Artificial recharge is a technique that increases the total water amount by artificially injecting surface water, rainfall, reused water, or other water sources into underground aquifers. This involves the installation of artificial structures, such as artificial recharge basins, wetlands, canals, underground dams, and infiltration facilities, or changing the ground conditions to inject water artificially [5]. This technology is becoming more widely used in areas affected by climate change, such as major drought-prone regions in Africa and India. The biggest advantage of artificial recharge is that surplus water can be infiltrated into the ground for later usage during dry periods. It allows a larger amount of water to be stored in the subsurface compared to natural conditions and takes advantage of the natural purification capacity of aquifers during storage [6] The methods of artificial recharge vary greatly and include injection wells, bank filtration, ditches, recharge basins, in-channel modification, and others.

In the United States, injection and infiltration technologies using wells have a long history, and aquifer storage and recovery (ASR) is one of the most widely used methods for storing and recovering groundwater. The main purpose of artificial recharge is to secure water for drinking water supply. It is stored underground to alleviate seasonal imbalances in water demand and is used when needed. In Europe, in particular Germany, the bank filtration technique, which is a form of artificial recharge, is widely used to secure water supply [7]. To design and investigate artificial recharge facilities for groundwater, various factors need to be analyzed, including terrain-related and meteorological characteristics, permeability and storage capacity of aquifers, clogging characteristics of soil, water supply for artificial recharge, and depth of groundwater level. In addition, the demand and supply of water and the specifications of the artificial recharge and extraction facilities used must be determined.

Groundwater helps alleviate droughts by providing underground flow to maintain stream flow during dry periods. The increased quantity of water resulting from artificial recharge not only contributes to increasing stream flow during drought periods, but it also slows down the rate of discharge in basins, thus contributing further to stream flow during such periods. Thus, artificial groundwater recharge can delay drought propagation and provide an efficient means of water supply during droughts. High technical challenges in the process of artificial recharge need to be addressed to increase the efficiency of artificial recharge facilities. The main cause of efficiency reduction is clogging, and various technologies have been developed over the past decades to evaluate and solve clogging, although current solutions are still inadequate. Land use and land cover (LU/LC) in a country are also important factors that influence groundwater recharge and surface runoff, and decision makers should consider LU/LC to increase natural groundwater recharge in the country’s development [8].

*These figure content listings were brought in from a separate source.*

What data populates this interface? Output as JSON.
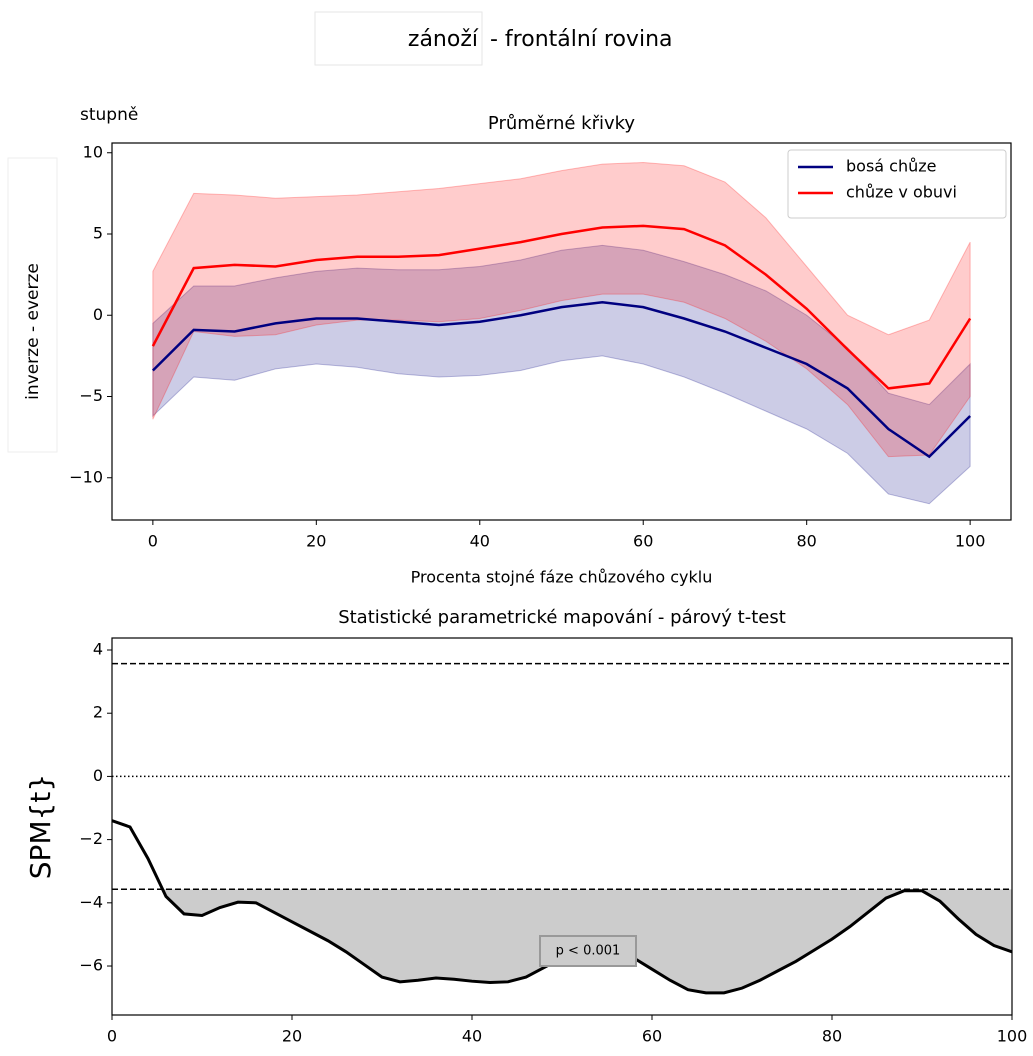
{
  "header": {
    "selector": "zánoží",
    "title": "- frontální rovina"
  },
  "unit_label": "stupně",
  "chart_data": [
    {
      "type": "line",
      "title": "Průměrné křivky",
      "xlabel": "Procenta stojné fáze chůzového cyklu",
      "ylabel": "inverze - everze",
      "x": [
        0,
        5,
        10,
        15,
        20,
        25,
        30,
        35,
        40,
        45,
        50,
        55,
        60,
        65,
        70,
        75,
        80,
        85,
        90,
        95,
        100
      ],
      "series": [
        {
          "name": "bosá chůze",
          "color": "#000080",
          "values": [
            -3.4,
            -0.9,
            -1.0,
            -0.5,
            -0.2,
            -0.2,
            -0.4,
            -0.6,
            -0.4,
            0,
            0.5,
            0.8,
            0.5,
            -0.2,
            -1.0,
            -2.0,
            -3.0,
            -4.5,
            -7.0,
            -8.7,
            -6.2
          ],
          "upper": [
            -0.5,
            1.8,
            1.8,
            2.3,
            2.7,
            2.9,
            2.8,
            2.8,
            3.0,
            3.4,
            4.0,
            4.3,
            4.0,
            3.3,
            2.5,
            1.5,
            0.0,
            -2.0,
            -4.8,
            -5.5,
            -3.0
          ],
          "lower": [
            -6.2,
            -3.8,
            -4.0,
            -3.3,
            -3.0,
            -3.2,
            -3.6,
            -3.8,
            -3.7,
            -3.4,
            -2.8,
            -2.5,
            -3.0,
            -3.8,
            -4.8,
            -5.9,
            -7.0,
            -8.5,
            -11.0,
            -11.6,
            -9.3
          ]
        },
        {
          "name": "chůze v obuvi",
          "color": "#ff0000",
          "values": [
            -1.9,
            2.9,
            3.1,
            3.0,
            3.4,
            3.6,
            3.6,
            3.7,
            4.1,
            4.5,
            5.0,
            5.4,
            5.5,
            5.3,
            4.3,
            2.5,
            0.4,
            -2.1,
            -4.5,
            -4.2,
            -0.2
          ],
          "upper": [
            2.7,
            7.5,
            7.4,
            7.2,
            7.3,
            7.4,
            7.6,
            7.8,
            8.1,
            8.4,
            8.9,
            9.3,
            9.4,
            9.2,
            8.2,
            6.0,
            3.0,
            0.0,
            -1.2,
            -0.3,
            4.5
          ],
          "lower": [
            -6.4,
            -1.0,
            -1.3,
            -1.2,
            -0.6,
            -0.3,
            -0.3,
            -0.4,
            -0.2,
            0.3,
            0.9,
            1.3,
            1.3,
            0.8,
            -0.2,
            -1.6,
            -3.3,
            -5.5,
            -8.7,
            -8.6,
            -5.0
          ]
        }
      ],
      "xlim": [
        -5,
        105
      ],
      "ylim": [
        -12.6,
        10.6
      ],
      "xticks": [
        0,
        20,
        40,
        60,
        80,
        100
      ],
      "yticks": [
        {
          "value": -10,
          "label": "−10"
        },
        {
          "value": -5,
          "label": "−5"
        },
        0,
        5,
        10
      ],
      "legend": "upper right"
    },
    {
      "type": "line",
      "title": "Statistické parametrické mapování - párový t-test",
      "ylabel": "SPM{t}",
      "x": [
        0,
        2,
        4,
        6,
        8,
        10,
        12,
        14,
        16,
        18,
        20,
        22,
        24,
        26,
        28,
        30,
        32,
        34,
        36,
        38,
        40,
        42,
        44,
        46,
        48,
        50,
        52,
        54,
        56,
        58,
        60,
        62,
        64,
        66,
        68,
        70,
        72,
        74,
        76,
        78,
        80,
        82,
        84,
        86,
        88,
        90,
        92,
        94,
        96,
        98,
        100
      ],
      "values": [
        -1.4,
        -1.6,
        -2.6,
        -3.8,
        -4.35,
        -4.4,
        -4.15,
        -3.98,
        -4.0,
        -4.3,
        -4.6,
        -4.9,
        -5.2,
        -5.55,
        -5.95,
        -6.35,
        -6.5,
        -6.45,
        -6.38,
        -6.42,
        -6.48,
        -6.52,
        -6.5,
        -6.35,
        -6.05,
        -5.75,
        -5.55,
        -5.45,
        -5.5,
        -5.75,
        -6.1,
        -6.45,
        -6.75,
        -6.85,
        -6.85,
        -6.7,
        -6.45,
        -6.15,
        -5.85,
        -5.5,
        -5.15,
        -4.75,
        -4.3,
        -3.85,
        -3.62,
        -3.62,
        -3.95,
        -4.5,
        -5.0,
        -5.35,
        -5.55
      ],
      "color": "#000000",
      "thresholds": [
        3.57,
        -3.57
      ],
      "zero_line": 0,
      "fill_color": "#cccccc",
      "annotation": "p < 0.001",
      "xlim": [
        0,
        100
      ],
      "ylim": [
        -7.55,
        4.38
      ],
      "xticks": [
        0,
        20,
        40,
        60,
        80,
        100
      ],
      "yticks": [
        {
          "value": -6,
          "label": "−6"
        },
        {
          "value": -4,
          "label": "−4"
        },
        {
          "value": -2,
          "label": "−2"
        },
        0,
        2,
        4
      ]
    }
  ]
}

This Special Issue focuses on various technologies to resolve water scarcity and contamination caused by abnormal droughts in Asia and Africa. It includes research on the utilization of groundwater level and precipitation data; drought prediction and diagnosis; and evaluation technologies for securing water resources [3,9,10]. In general, in an upstream watershed, water is quickly discharged, so drought damage appears there first. Then, the scope of the drought gradually widens, resulting in an increase in the scale of its damage. Generally, for widespread droughts, central governments show interest and quickly pursue various policies; however, for localized droughts that occur in upstream areas of a watershed, passive measures are mostly taken. In terms of water welfare, fundamental policies for drought relief and securing water resources should be pursued for these upstream areas that are marginalized [11]. Some of the technologies covered in this Special Issue are applicable to such water-welfare blind spots [12].

We conclude this Special Issue with the expectation that the research results presented here will contribute to solving water problems in various countries, particularly as solutions during periods of drought when surface water is limited.